Wow. UL 20 seems to be the standard I need. It's $700 for the pdf :(. Can anyone summarize the physical dimensions for me?
 
You need to bite the bullet and buy the codes and standards you need.
 
We're at an early prototype stage. $700 for the UL standard can't be justified. Already have a copy of the NEC, first pass didn't yield much, so I'll be taking a closer look at it.
 
The NEC deals with the installation of listed devices, not the construction of the devices. There is a UL forum here. I suspect your size limits will be similar to the maximum sizes of other devices meant for the boxes, such as GFCI receptacles and dimmers.
 
I believe what you are referring to is call a "snap switch" in UL terminology and UL 20 is indeed the standard. UL standards are usually only purchased by a manufacturer or someone very interested in how the product is tested. End users can usually get enough information regarding the product and application from the UL "General Information Directory" which is available for free online at
I recommend this book for everyone that applies UL equipment.

I recommend that you buy UL 20 but if you don't you should just buy a couple of snap switches and flush device boxes and reverse engineer the dimensions from them.

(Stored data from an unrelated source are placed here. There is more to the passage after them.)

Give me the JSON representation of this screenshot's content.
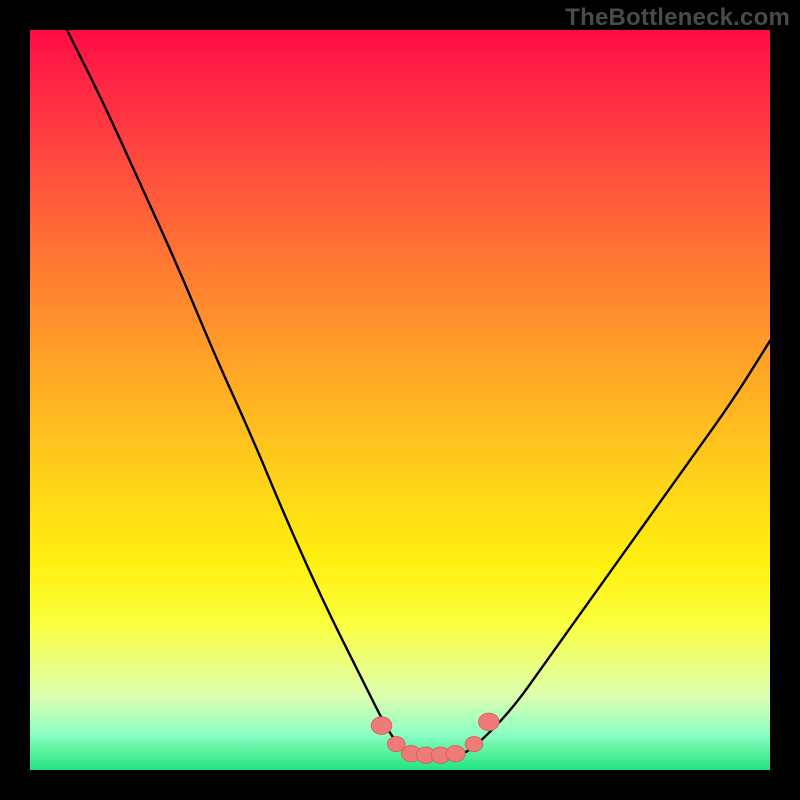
{
  "watermark": "TheBottleneck.com",
  "colors": {
    "frame": "#000000",
    "curve_stroke": "#000000",
    "marker_fill": "#ee7b78",
    "marker_stroke": "#d25c5a"
  },
  "chart_data": {
    "type": "line",
    "title": "",
    "xlabel": "",
    "ylabel": "",
    "xlim": [
      0,
      100
    ],
    "ylim": [
      0,
      100
    ],
    "grid": false,
    "legend": false,
    "series": [
      {
        "name": "bottleneck-curve",
        "x": [
          0,
          5,
          10,
          15,
          20,
          25,
          30,
          35,
          40,
          45,
          48,
          50,
          52,
          54,
          56,
          58,
          60,
          65,
          70,
          75,
          80,
          85,
          90,
          95,
          100
        ],
        "y": [
          110,
          100,
          90,
          79,
          68,
          56,
          45,
          33,
          22,
          12,
          6,
          3,
          2,
          2,
          2,
          2,
          3,
          8,
          15,
          22,
          29,
          36,
          43,
          50,
          58
        ]
      }
    ],
    "markers": [
      {
        "x": 47.5,
        "y": 6,
        "r": 1.4
      },
      {
        "x": 49.5,
        "y": 3.5,
        "r": 1.2
      },
      {
        "x": 51.5,
        "y": 2.2,
        "r": 1.3
      },
      {
        "x": 53.5,
        "y": 2.0,
        "r": 1.3
      },
      {
        "x": 55.5,
        "y": 2.0,
        "r": 1.3
      },
      {
        "x": 57.5,
        "y": 2.2,
        "r": 1.3
      },
      {
        "x": 60.0,
        "y": 3.5,
        "r": 1.2
      },
      {
        "x": 62.0,
        "y": 6.5,
        "r": 1.4
      }
    ]
  }
}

Order from McMaster-Carr or someone like them.
 
If you are a current customer of UL you get any standard for free now.
They started that maybe 1 year ago.

and if you can't justify 700 bucks for 1 standard you might as well just quit now...
 
As gepman pointed out... I can measure some dimmer switches for free. None of them exceeded 35mm. All the info I needed for right now, and not worth $700 to find that I can go to 35.2mm.